Liberal Gençlik Kongresi

Ekonomik ve politik özgürlükler birbirinden ayrılamaz

Ekonomik perspektiften, Özgürlük Araştırmaları Derneği’nden Dr. Nesrin Nas, ekonomist Enes Özkan ve Kadir Has Üniversitesi’nden Burak Durgut iktisadi liberalizmin ve sürdürülebilir, adil bir yönetimin birbirlerini güçlendirdiklerini ve etkilediklerini belirtti.
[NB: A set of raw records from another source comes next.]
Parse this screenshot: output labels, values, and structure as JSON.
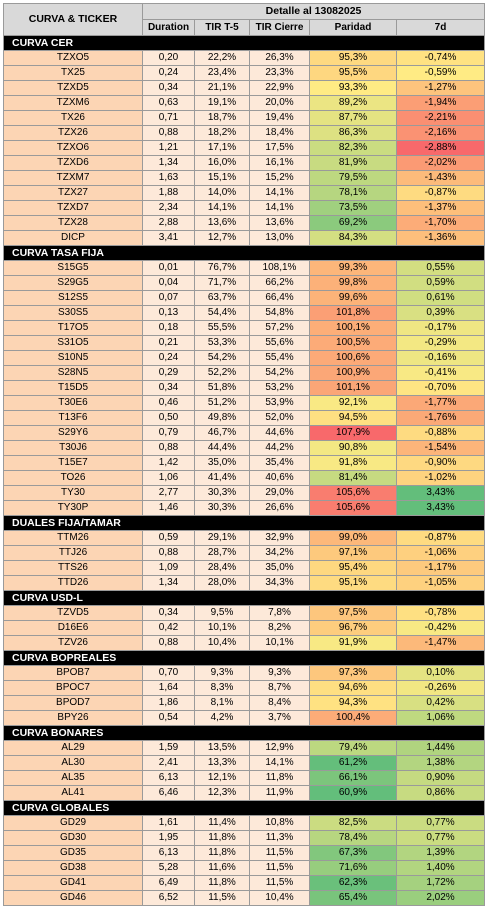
{
  "header": {
    "title": "CURVA & TICKER",
    "detail": "Detalle al 13082025",
    "columns": [
      "Duration",
      "TIR T-5",
      "TIR Cierre",
      "Paridad",
      "7d"
    ]
  },
  "sections": [
    {
      "title": "CURVA CER",
      "rows": [
        [
          "TZXO5",
          "0,20",
          "22,2%",
          "26,3%",
          "95,3%",
          "-0,74%"
        ],
        [
          "TX25",
          "0,24",
          "23,4%",
          "23,3%",
          "95,5%",
          "-0,59%"
        ],
        [
          "TZXD5",
          "0,34",
          "21,1%",
          "22,9%",
          "93,3%",
          "-1,27%"
        ],
        [
          "TZXM6",
          "0,63",
          "19,1%",
          "20,0%",
          "89,2%",
          "-1,94%"
        ],
        [
          "TX26",
          "0,71",
          "18,7%",
          "19,4%",
          "87,7%",
          "-2,21%"
        ],
        [
          "TZX26",
          "0,88",
          "18,2%",
          "18,4%",
          "86,3%",
          "-2,16%"
        ],
        [
          "TZXO6",
          "1,21",
          "17,1%",
          "17,5%",
          "82,3%",
          "-2,88%"
        ],
        [
          "TZXD6",
          "1,34",
          "16,0%",
          "16,1%",
          "81,9%",
          "-2,02%"
        ],
        [
          "TZXM7",
          "1,63",
          "15,1%",
          "15,2%",
          "79,5%",
          "-1,43%"
        ],
        [
          "TZX27",
          "1,88",
          "14,0%",
          "14,1%",
          "78,1%",
          "-0,87%"
        ],
        [
          "TZXD7",
          "2,34",
          "14,1%",
          "14,1%",
          "73,5%",
          "-1,37%"
        ],
        [
          "TZX28",
          "2,88",
          "13,6%",
          "13,6%",
          "69,2%",
          "-1,70%"
        ],
        [
          "DICP",
          "3,41",
          "12,7%",
          "13,0%",
          "84,3%",
          "-1,36%"
        ]
      ]
    },
    {
      "title": "CURVA TASA FIJA",
      "rows": [
        [
          "S15G5",
          "0,01",
          "76,7%",
          "108,1%",
          "99,3%",
          "0,55%"
        ],
        [
          "S29G5",
          "0,04",
          "71,7%",
          "66,2%",
          "99,8%",
          "0,59%"
        ],
        [
          "S12S5",
          "0,07",
          "63,7%",
          "66,4%",
          "99,6%",
          "0,61%"
        ],
        [
          "S30S5",
          "0,13",
          "54,4%",
          "54,8%",
          "101,8%",
          "0,39%"
        ],
        [
          "T17O5",
          "0,18",
          "55,5%",
          "57,2%",
          "100,1%",
          "-0,17%"
        ],
        [
          "S31O5",
          "0,21",
          "53,3%",
          "55,6%",
          "100,5%",
          "-0,29%"
        ],
        [
          "S10N5",
          "0,24",
          "54,2%",
          "55,4%",
          "100,6%",
          "-0,16%"
        ],
        [
          "S28N5",
          "0,29",
          "52,2%",
          "54,2%",
          "100,9%",
          "-0,41%"
        ],
        [
          "T15D5",
          "0,34",
          "51,8%",
          "53,2%",
          "101,1%",
          "-0,70%"
        ],
        [
          "T30E6",
          "0,46",
          "51,2%",
          "53,9%",
          "92,1%",
          "-1,77%"
        ],
        [
          "T13F6",
          "0,50",
          "49,8%",
          "52,0%",
          "94,5%",
          "-1,76%"
        ],
        [
          "S29Y6",
          "0,79",
          "46,7%",
          "44,6%",
          "107,9%",
          "-0,88%"
        ],
        [
          "T30J6",
          "0,88",
          "44,4%",
          "44,2%",
          "90,8%",
          "-1,54%"
        ],
        [
          "T15E7",
          "1,42",
          "35,0%",
          "35,4%",
          "91,8%",
          "-0,90%"
        ],
        [
          "TO26",
          "1,06",
          "41,4%",
          "40,6%",
          "81,4%",
          "-1,02%"
        ],
        [
          "TY30",
          "2,77",
          "30,3%",
          "29,0%",
          "105,6%",
          "3,43%"
        ],
        [
          "TY30P",
          "1,46",
          "30,3%",
          "26,6%",
          "105,6%",
          "3,43%"
        ]
      ]
    },
    {
      "title": "DUALES FIJA/TAMAR",
      "rows": [
        [
          "TTM26",
          "0,59",
          "29,1%",
          "32,9%",
          "99,0%",
          "-0,87%"
        ],
        [
          "TTJ26",
          "0,88",
          "28,7%",
          "34,2%",
          "97,1%",
          "-1,06%"
        ],
        [
          "TTS26",
          "1,09",
          "28,4%",
          "35,0%",
          "95,4%",
          "-1,17%"
        ],
        [
          "TTD26",
          "1,34",
          "28,0%",
          "34,3%",
          "95,1%",
          "-1,05%"
        ]
      ]
    },
    {
      "title": "CURVA USD-L",
      "rows": [
        [
          "TZVD5",
          "0,34",
          "9,5%",
          "7,8%",
          "97,5%",
          "-0,78%"
        ],
        [
          "D16E6",
          "0,42",
          "10,1%",
          "8,2%",
          "96,7%",
          "-0,42%"
        ],
        [
          "TZV26",
          "0,88",
          "10,4%",
          "10,1%",
          "91,9%",
          "-1,47%"
        ]
      ]
    },
    {
      "title": "CURVA BOPREALES",
      "rows": [
        [
          "BPOB7",
          "0,70",
          "9,3%",
          "9,3%",
          "97,3%",
          "0,10%"
        ],
        [
          "BPOC7",
          "1,64",
          "8,3%",
          "8,7%",
          "94,6%",
          "-0,26%"
        ],
        [
          "BPOD7",
          "1,86",
          "8,1%",
          "8,4%",
          "94,3%",
          "0,42%"
        ],
        [
          "BPY26",
          "0,54",
          "4,2%",
          "3,7%",
          "100,4%",
          "1,06%"
        ]
      ]
    },
    {
      "title": "CURVA BONARES",
      "rows": [
        [
          "AL29",
          "1,59",
          "13,5%",
          "12,9%",
          "79,4%",
          "1,44%"
        ],
        [
          "AL30",
          "2,41",
          "13,3%",
          "14,1%",
          "61,2%",
          "1,38%"
        ],
        [
          "AL35",
          "6,13",
          "12,1%",
          "11,8%",
          "66,1%",
          "0,90%"
        ],
        [
          "AL41",
          "6,46",
          "12,3%",
          "11,9%",
          "60,9%",
          "0,86%"
        ]
      ]
    },
    {
      "title": "CURVA GLOBALES",
      "rows": [
        [
          "GD29",
          "1,61",
          "11,4%",
          "10,8%",
          "82,5%",
          "0,77%"
        ],
        [
          "GD30",
          "1,95",
          "11,8%",
          "11,3%",
          "78,4%",
          "0,77%"
        ],
        [
          "GD35",
          "6,13",
          "11,8%",
          "11,5%",
          "67,3%",
          "1,39%"
        ],
        [
          "GD38",
          "5,28",
          "11,6%",
          "11,5%",
          "71,6%",
          "1,40%"
        ],
        [
          "GD41",
          "6,49",
          "11,8%",
          "11,5%",
          "62,3%",
          "1,72%"
        ],
        [
          "GD46",
          "6,52",
          "11,5%",
          "10,4%",
          "65,4%",
          "2,02%"
        ]
      ]
    }
  ]
}
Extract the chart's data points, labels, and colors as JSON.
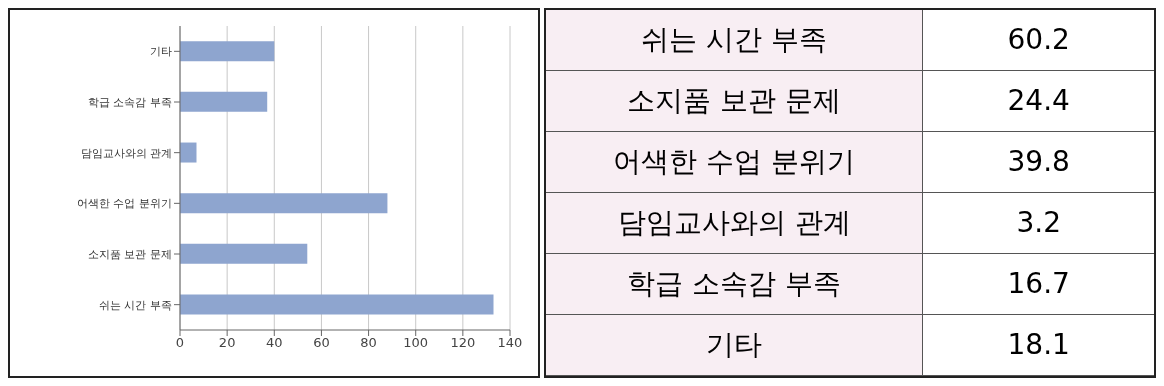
{
  "chart_data": [
    {
      "type": "bar",
      "orientation": "horizontal",
      "categories": [
        "기타",
        "학급 소속감 부족",
        "담임교사와의 관계",
        "어색한 수업 분위기",
        "소지품 보관 문제",
        "쉬는 시간 부족"
      ],
      "values": [
        40,
        37,
        7,
        88,
        54,
        133
      ],
      "color": "#8ea5cf",
      "xlim": [
        0,
        140
      ],
      "xticks": [
        0,
        20,
        40,
        60,
        80,
        100,
        120,
        140
      ],
      "grid": "x"
    },
    {
      "type": "other",
      "categories": [
        "쉬는 시간 부족",
        "소지품 보관 문제",
        "어색한 수업 분위기",
        "담임교사와의 관계",
        "학급 소속감 부족",
        "기타"
      ],
      "values": [
        60.2,
        24.4,
        39.8,
        3.2,
        16.7,
        18.1
      ],
      "data_labels": true
    }
  ]
}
Bu noktaya dayanarak, Türk siyasetinde, kurumsal krizin üstesinden gelmek noktasında, bulunan zayıflıkları konuştular. Dr. Nesrin Nas, “Bütün ekonomik teşvikler ve sübvansiyonlar doğaları gereği geçicidir. AKP hükümeti kendi siyasi çıkarları için bunların yardımını aldı, fakat ülkeni tamamı bunun faturasını ödeyecek” dedi. Bu açıklamanın ışığında, konuşmacılar ekonomik ve siyasi özgürlüklerin ayrılmaz doğalarını vurguladı.

Konferansın en özel anlarından birisi, Birinci Bulut Öncü Cesaret Ödülünün ödül seromonisiydi. 3H Hareketinin takdim ettiği bu ödülle, sivil toplumda özgürlük ve demokrasinin müdafaasına yönelik hareketlerin cesaretlendirilmesi, teşvik edilmesi amaçlanıyor. Jüri, insan hakları avukatı Veysel Ok’u ödülün ilk sahibi olarak onurlandırdı. Basın özgürlüğünü savunma çabalarından tanınan Veysel Ok, basın özgürlüğünü ilgilendiren davalarda yazar Ahmet Altan’ı ve gazeteci Deniz Yücel’in savunmalarını gerçekleştirdi. Baskılar yaşamasına rağmen, gözaltı ve hukuki kovuşturma, Ok ödül konuşmasında altını çizerek, ‘’böyle bir ödülü almak benim için büyük bir onur. Bulut’un hayatı çok ilham verici. Bütün hayatım boyunca savaştığım gibi savaşmaya ve bu ödülü onurlandırmaya devam edeceğim’’ dedi.